Pop Wine Bar on 20th Street in Saskatoon is on the 100 Best Bars in Canada list again. No surprise on my end!

Last year, I hosted a panel at Memofest at the Remai, where I interviewed a few of my favourite chefs in the city, including Chef Christie Peters and Chef Kyle Michael, owners of Pop Wine Bar (and Primal Pasta). Here’s what strikes you when you talk to them: they have a vision, they know exactly what they’re doing, and they genuinely do not give a shit if that makes you uncomfortable. That’s rare. Most restaurants spend their energy trying to be everything to everyone and end up being nothing to nobody.
What Kyle and Christie have built is a genuinely world-class hang out with European sensibility, serious technique, and real knowledge, but framed in a Saskatchewan context.
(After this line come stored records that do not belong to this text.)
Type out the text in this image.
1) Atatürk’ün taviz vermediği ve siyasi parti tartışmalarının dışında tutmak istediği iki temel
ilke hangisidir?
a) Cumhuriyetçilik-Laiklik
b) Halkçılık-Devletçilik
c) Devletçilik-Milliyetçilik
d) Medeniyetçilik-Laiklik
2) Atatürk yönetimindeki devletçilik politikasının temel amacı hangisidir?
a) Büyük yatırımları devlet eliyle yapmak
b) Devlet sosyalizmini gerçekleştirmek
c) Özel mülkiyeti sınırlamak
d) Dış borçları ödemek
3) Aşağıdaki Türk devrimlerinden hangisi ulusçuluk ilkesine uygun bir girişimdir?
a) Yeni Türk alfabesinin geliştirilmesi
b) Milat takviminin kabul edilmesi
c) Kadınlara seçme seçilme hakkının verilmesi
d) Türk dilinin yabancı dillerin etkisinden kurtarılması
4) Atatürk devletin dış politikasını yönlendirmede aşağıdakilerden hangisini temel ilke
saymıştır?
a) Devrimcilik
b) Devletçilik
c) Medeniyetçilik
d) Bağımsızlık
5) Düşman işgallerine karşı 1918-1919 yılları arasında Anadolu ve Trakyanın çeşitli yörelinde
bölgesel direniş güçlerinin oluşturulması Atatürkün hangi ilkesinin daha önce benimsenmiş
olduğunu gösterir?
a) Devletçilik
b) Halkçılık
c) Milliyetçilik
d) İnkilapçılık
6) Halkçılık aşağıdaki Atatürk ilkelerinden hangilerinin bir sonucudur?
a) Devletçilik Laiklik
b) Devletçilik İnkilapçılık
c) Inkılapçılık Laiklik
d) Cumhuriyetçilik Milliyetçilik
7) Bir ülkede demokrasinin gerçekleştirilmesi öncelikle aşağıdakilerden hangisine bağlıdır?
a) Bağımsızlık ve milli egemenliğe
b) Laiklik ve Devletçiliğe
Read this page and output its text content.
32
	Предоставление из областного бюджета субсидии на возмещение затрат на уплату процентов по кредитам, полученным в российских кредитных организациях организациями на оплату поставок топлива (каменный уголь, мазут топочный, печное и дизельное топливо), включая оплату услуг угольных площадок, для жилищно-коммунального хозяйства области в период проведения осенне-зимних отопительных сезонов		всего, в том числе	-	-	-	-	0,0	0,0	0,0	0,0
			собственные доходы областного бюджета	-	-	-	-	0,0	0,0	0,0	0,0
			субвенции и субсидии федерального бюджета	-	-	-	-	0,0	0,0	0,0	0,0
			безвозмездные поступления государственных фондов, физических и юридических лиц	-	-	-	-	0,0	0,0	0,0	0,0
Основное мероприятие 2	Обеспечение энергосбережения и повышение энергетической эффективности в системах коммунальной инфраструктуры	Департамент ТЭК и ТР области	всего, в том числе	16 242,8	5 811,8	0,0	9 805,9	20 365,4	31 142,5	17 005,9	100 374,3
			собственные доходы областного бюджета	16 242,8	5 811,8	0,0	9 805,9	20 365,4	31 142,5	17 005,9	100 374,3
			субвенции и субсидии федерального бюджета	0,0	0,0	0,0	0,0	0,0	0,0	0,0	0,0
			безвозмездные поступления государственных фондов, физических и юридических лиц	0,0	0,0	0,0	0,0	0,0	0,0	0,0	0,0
In a way that feels completely intentional, embracing all that we are, rather than being apologetic that we’re not in some bigger, cooler city. The room matches the ethos: funky, sustainable, a classed-up vintage shop vibe that hints at what you’re in for before you’ve even ordered anything.

Pop Wine Bar is in heavy rotation for me and my wife, Jenny, and we swung by recently for dinner and drinks. When I order a drink there, I always stare at the cocktail menu for 10 minutes, telling myself I’m going to try something new this time. Then I order the damn martini, every time. Pop has the best martini in the city. Freezing cold vodka, dirty, with extra olives (and not just any olives, but Perello Olives, with a spicy little kick in the chops from the guindilla chillies). I tucked into a martini and Jenny went for the rhubarb margarita. (When the food is imminent, we usually migrate to wine from their curated natural wine selection).

Pop is still cocktail and wine forward but the menu has grown since they opened. Oysters is one of their big draws, as well as caviar, charcuterie/cheese, and other fun bar snacks. They do the Mini Morty, a mortadella sandwich that tips its hat to Bourdain’s famous version. And of course, pasta. The menu changes sometimes to accommodate seasonal goods or the chefs’ creativity. However, we generally hit Pop for a very specific meal.
One note before we get into the food: my wife is allergic to dairy and Pop has always been fantastic about accommodating that. It means some dishes come with sauces on the side, that kind of thing. So, if your plate looks different from my photos, that’s why.
We started with the crispy rabbit: breaded, fried, served with carrots and a honey-mustard-ish sauce. The meat is tender and delicious beneath the crust. It’s mild, a little sweet, closer to white meat than anything wild.

The main event though, and as I said, the main reason we frequent the place, is for the steak. I don’t like to throw out a lot of hyperbole, but as with the martini, Pop is probably making the best steak in the city.
There are a couple of cuts available, usually a tenderloin and the T-bone — we always split the T-bone, a serious piece of meat. The sauce has dairy so we had it on the side, but the steak is always seasoned well and cooked to such a precise temperature that it’s remarkable even without sauce.

However, do allow me to talk sauce for a second. We went to Joe Beef in Montreal last year and I had two rich, French sauces there. They were the actual highlight of an already exceptional meal. The Pop steak sauce is deep and flavourful, and I will put it against the Joe Beef sauces any day. (Note that the sauce, or even how the steak is prepared, may change over time, but it’s always stellar).

The fries are awesome, fresh cut and made in-house. I know that sounds commonplace — and it should be — but you’d be shocked at how many places will put real effort into a beautiful piece of meat or a handmade dish and then dump a pile of frozen, processed frites onto the plate beside it. Pop don’t phone that shit in.

There’s also a small VLT section, which caused some hilarious online pearl-clutching when it launched. Predictably, Christie and Kyle did not cave to the discourse. Gambling isn’t really my scene, but if it keeps a genuinely singular restaurant sustainable in an economy that can be actively hostile to interesting food and beverage concepts, then they should absolutely do it.

Places like Pop Wine Bar don’t just happen. They’re built by people with a clear point of view who are willing to stick to it or figure out how to make it work. To ride that bleeding edge between their belief in sustainability and bringing cool trends happening all over the world — and what people right here in Saskatchewan will actually go for.
We don’t have a ton of spots like that. It’s the kind of place that Saskatchewan deserves, but doesn’t always realize it. If they try to take it from us, I will be there, martini in one hand and steak knife in the other, ready to fight and draw blood, to protect it.